Cloud and unstructured data
With these requirements in mind, cloud storage seems to be a good fit as a place to store unstructured data. However, there are potentially some things that work against you.
Cloud storage provides object (overwhelmingly, in terms of volume) and file access storage, so it’s potentially suitable in that regard.
Cloud storage can also provide capacity, and data may well be able to be stored in bulk in the cloud in an extremely cost-effective manner. But usually, costs can be kept very low only when the data isn’t being accessed, so that’s the first potential drawback of cloud storage.
So the cloud is great for cold data, but any kind of I/O starts to drive up costs. However, that may be acceptable depending on the size and access requirements of your workload. Small data sets, or those that require infrequent access, would be ideal.
On-site object and file storage
Clustered NAS and object storage are well suited for very large volumes of unstructured data. If anything, object storage is even better suited to large amounts of data due to its superior scalability.
File-based storage is based on a file system and a hierarchical tree-like structure. This can cause performance overheads as the file system is traversed. Object storage, by contrast, is based on a flat structure with objects/files having a unique ID that makes them easy to access.
On-site storage can allay concerns about data security and availability, and can potentially be less expensive than putting data in the cloud.
Any set of protocols (file and object) is suitable for storing unstructured data.
Add flash for quick access
It is quite possible to create adequate performing file and object storage on site using a spinning disk. With the necessary capacities, HDD is usually the cheapest option.
But advances in flash memory manufacturing have made high-capacity solid-state storage available, and storage array manufacturers have begun using it in hardware with file and object storage capabilities.
This is QLC – four level cell – flash. This includes four levels of binary switches for flash cells to provide higher storage density and therefore a lower cost per GB than any other commercially usable flash today.
However, the trade-offs that come with QLC are that flash life can be compromised, making it better suited for large capacity data that is accessed less frequently.

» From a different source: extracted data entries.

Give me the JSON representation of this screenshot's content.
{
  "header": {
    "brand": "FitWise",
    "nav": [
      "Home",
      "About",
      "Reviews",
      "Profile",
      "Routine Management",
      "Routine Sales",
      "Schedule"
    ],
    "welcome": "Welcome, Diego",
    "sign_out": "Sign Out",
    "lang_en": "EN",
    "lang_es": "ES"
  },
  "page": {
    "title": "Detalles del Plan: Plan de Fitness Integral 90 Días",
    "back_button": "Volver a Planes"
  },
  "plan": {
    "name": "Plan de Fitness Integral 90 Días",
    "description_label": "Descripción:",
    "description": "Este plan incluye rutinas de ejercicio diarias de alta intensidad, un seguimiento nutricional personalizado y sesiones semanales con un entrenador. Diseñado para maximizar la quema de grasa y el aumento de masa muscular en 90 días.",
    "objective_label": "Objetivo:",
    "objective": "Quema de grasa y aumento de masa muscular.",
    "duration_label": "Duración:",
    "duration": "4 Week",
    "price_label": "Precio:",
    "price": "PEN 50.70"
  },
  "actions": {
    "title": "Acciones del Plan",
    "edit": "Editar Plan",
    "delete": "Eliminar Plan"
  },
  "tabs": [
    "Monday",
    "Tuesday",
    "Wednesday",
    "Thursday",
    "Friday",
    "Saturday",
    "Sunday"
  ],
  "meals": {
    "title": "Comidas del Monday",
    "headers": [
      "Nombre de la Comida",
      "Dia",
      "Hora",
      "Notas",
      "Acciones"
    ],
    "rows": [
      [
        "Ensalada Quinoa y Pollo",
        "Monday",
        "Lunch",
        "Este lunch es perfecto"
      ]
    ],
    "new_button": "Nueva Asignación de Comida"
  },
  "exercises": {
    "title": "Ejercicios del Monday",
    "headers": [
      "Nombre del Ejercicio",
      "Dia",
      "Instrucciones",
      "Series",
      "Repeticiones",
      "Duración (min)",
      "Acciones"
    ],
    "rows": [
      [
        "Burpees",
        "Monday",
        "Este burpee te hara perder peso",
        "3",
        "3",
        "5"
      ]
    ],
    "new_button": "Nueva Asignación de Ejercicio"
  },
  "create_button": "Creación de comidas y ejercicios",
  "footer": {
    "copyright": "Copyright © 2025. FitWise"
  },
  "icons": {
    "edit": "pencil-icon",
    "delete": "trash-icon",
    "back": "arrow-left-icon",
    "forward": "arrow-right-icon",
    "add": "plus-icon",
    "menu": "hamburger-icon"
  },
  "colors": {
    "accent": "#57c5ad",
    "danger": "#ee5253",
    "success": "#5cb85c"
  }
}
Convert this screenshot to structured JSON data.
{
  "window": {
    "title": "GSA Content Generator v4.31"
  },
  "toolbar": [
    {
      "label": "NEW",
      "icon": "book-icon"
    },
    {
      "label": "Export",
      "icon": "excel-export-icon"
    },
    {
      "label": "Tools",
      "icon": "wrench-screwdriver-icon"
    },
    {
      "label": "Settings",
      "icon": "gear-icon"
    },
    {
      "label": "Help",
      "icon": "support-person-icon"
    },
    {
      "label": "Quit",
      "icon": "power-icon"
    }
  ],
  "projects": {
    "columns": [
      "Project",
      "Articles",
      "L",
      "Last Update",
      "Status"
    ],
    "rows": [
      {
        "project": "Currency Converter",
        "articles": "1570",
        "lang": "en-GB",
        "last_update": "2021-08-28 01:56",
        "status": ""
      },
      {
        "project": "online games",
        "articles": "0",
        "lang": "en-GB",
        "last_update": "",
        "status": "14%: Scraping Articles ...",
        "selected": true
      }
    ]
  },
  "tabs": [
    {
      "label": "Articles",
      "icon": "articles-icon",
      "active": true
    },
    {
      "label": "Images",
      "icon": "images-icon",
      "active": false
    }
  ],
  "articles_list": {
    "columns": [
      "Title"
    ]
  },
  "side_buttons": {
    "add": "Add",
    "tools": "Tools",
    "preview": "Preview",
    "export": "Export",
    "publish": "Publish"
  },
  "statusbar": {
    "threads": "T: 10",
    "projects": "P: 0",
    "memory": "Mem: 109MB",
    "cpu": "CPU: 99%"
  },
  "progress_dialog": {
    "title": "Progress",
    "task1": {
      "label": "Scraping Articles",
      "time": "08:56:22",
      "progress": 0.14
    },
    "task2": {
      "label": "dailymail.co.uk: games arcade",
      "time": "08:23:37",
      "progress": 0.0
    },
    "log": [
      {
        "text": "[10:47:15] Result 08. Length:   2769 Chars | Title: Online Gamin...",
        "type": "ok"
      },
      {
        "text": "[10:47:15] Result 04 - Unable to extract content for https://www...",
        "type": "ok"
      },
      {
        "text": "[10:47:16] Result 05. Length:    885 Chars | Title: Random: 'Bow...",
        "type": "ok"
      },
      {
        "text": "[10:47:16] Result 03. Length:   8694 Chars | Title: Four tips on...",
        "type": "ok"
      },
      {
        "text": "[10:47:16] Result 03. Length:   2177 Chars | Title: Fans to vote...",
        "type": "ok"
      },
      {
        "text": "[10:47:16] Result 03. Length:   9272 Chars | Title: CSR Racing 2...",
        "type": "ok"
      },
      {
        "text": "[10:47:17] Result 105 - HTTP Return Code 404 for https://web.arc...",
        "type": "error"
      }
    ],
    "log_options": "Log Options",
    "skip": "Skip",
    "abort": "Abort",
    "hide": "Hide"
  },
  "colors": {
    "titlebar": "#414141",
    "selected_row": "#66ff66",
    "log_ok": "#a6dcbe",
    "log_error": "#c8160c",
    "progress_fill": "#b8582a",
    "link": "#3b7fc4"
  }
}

But flash speed is particularly well-suited for unstructured use cases, such as in analytics where fast processing and therefore I/O is needed, and in cases where customers want to restore large data sets from backups in case of a ransomware attack. For example.
Storage hardware vendors that sell QLC-based arrays suitable for file and, in some cases, object storage include:
Dell EMC, with PowerScale, including the (partially) rebranded EMC Isilon scale-out NAS with access to S3 object storage. Its all-flash (it also has hybrid flash) NVMe QLC flash-equipped options come in a range of capacities that scale to tens of PBs.
NetApp, which recently launched a new family of QLC flash storage arrays, the C-series, aimed at higher capacity use cases that also need the speed of SSDs. The C series starts with three options: C250, C400, and C800, which scale to 35PB, 71PB, and 106PB respectively. Access to object storage is possible but limited via the protocol through the NetApp Ontap operating system.
Pure Storage with its FlashArray//C provides fully QLC NVMe attached flash in two models, //C40 and //C60 with capacities in the PB range. Meanwhile, Pure’s FlashBlade//S family is explicitly marketed as “fast file and object” with NVMe QLC in its proprietary modules in two models. The S200 emphasizes capacity, with data reduction, while the S500 bets on performance.